3. The method for temporal T-SPARQL query and inference based on Pregel of claim 1, wherein step (2) is query order optimization, and the implementation method comprises:

an analytical cost model is presented that uses statistics on a graph of temporal attributes in conjunction with estimates on the time spent in different phases of a distributed execution plan to estimate the execution times of different plans for a given query. Based on the number of vertices and edges that are active and matched, our cost model will estimate the runtime of each super step of the plan. Graph statistics we maintain statistics about the temporal attribute graph to help estimate vertices and edges that match a particular query predicate.
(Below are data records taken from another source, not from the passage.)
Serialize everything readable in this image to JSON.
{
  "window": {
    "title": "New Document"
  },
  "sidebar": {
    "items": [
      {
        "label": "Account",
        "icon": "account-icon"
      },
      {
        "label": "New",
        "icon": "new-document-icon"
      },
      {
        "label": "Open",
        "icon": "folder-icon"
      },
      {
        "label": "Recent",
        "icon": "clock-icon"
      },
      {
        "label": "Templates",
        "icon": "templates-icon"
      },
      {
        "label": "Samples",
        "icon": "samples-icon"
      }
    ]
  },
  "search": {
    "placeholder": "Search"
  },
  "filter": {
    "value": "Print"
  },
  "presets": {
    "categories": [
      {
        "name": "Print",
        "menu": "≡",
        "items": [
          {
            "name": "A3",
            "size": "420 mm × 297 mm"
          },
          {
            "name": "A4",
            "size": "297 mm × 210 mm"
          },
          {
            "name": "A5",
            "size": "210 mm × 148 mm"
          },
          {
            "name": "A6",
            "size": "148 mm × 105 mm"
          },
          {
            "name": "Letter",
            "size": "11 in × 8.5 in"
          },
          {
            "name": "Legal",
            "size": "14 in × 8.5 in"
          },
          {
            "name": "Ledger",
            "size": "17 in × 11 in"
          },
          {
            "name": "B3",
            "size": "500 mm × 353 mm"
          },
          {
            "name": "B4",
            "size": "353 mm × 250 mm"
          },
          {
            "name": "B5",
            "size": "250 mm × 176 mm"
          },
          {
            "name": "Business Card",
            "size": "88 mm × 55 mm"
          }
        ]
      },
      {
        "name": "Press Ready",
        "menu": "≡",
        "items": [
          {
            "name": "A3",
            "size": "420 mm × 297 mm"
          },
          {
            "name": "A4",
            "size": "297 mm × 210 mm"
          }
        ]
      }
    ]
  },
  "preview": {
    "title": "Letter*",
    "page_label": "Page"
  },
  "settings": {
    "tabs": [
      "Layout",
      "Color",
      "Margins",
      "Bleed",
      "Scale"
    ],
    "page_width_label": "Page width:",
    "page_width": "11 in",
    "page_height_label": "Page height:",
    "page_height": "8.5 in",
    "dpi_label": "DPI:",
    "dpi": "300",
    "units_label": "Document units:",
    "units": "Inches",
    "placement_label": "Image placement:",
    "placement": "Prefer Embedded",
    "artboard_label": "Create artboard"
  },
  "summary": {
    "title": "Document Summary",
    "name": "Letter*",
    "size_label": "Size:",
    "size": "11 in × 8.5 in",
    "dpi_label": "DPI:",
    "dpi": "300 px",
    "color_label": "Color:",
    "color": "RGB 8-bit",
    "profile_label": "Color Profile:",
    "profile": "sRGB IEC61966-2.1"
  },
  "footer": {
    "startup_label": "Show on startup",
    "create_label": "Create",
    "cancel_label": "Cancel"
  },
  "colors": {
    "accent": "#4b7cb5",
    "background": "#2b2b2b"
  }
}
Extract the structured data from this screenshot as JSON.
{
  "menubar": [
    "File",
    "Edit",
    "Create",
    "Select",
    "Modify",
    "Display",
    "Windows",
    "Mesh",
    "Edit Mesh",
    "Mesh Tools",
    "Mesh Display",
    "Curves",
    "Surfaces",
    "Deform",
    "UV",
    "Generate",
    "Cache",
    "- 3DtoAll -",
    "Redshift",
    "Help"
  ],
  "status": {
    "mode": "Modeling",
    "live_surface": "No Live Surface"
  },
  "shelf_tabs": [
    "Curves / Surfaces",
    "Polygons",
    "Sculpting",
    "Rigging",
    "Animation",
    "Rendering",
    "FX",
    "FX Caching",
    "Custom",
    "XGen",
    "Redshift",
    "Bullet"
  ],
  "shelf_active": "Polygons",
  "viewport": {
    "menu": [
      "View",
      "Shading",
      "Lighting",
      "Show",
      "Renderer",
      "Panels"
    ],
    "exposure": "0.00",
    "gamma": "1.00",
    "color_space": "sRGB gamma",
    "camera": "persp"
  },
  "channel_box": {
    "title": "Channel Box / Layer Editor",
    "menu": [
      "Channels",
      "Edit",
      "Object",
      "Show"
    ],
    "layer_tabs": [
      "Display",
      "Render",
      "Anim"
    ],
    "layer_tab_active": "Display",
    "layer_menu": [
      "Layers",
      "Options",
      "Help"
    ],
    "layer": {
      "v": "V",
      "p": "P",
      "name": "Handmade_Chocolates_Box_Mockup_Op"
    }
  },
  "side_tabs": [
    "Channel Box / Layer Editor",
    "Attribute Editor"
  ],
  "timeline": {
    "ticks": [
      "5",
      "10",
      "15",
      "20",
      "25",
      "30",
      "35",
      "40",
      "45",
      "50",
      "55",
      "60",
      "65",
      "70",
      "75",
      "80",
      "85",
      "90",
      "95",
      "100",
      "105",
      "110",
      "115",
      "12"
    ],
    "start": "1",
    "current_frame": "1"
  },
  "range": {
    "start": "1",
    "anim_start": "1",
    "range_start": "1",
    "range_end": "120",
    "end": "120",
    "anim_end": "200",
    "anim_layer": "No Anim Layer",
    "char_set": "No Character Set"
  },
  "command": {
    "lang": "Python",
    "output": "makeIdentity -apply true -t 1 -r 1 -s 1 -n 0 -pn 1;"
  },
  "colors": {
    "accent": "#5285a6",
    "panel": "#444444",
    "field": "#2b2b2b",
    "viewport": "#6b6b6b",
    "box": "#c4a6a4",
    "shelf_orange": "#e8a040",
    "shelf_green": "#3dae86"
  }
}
4. The method for temporal T-SPARQL query and inference based on Pregel of claim 1, wherein step (3) is vertex computation and message aggregation, and the implementation method comprises:

(4-1) vertex calculation:

the proposed T-SPGX algorithm generates a corresponding query plan according to a given T-SPARQL query, the query plan comprises two aspects of predicate label matching and time information filtering, and different time filtering methods are adopted for a single temporal triplet mode and a plurality of temporal triplet mode connection queries. Receiving the message sent by the vertex in the previous super step, aggregating the messages, updating the attribute value of the vertex, generating a new message, and sending the new message and the matched new message to the next vertex

(4-2) message aggregation:

when a vertex receives messages from different source vertices, the vertex computation and message delivery diagram of fig. 4 may be referenced to aggregate the messages at the vertices.

5. The method for temporal T-SPARQL query and inference based on Pregel of claim 1, wherein step (4) is a query-to-result inference, the method comprises:

the semantic meaning of the time knowledge graph is given by expanding the model theory semantic meaning of the RDF graph. And reasoning the temporal RDF data by utilizing subclasses and sub-attributes in the semantic hierarchy of the temporal RDFS, reasoning implicit results in the existing explicit query results, and expanding a query result set.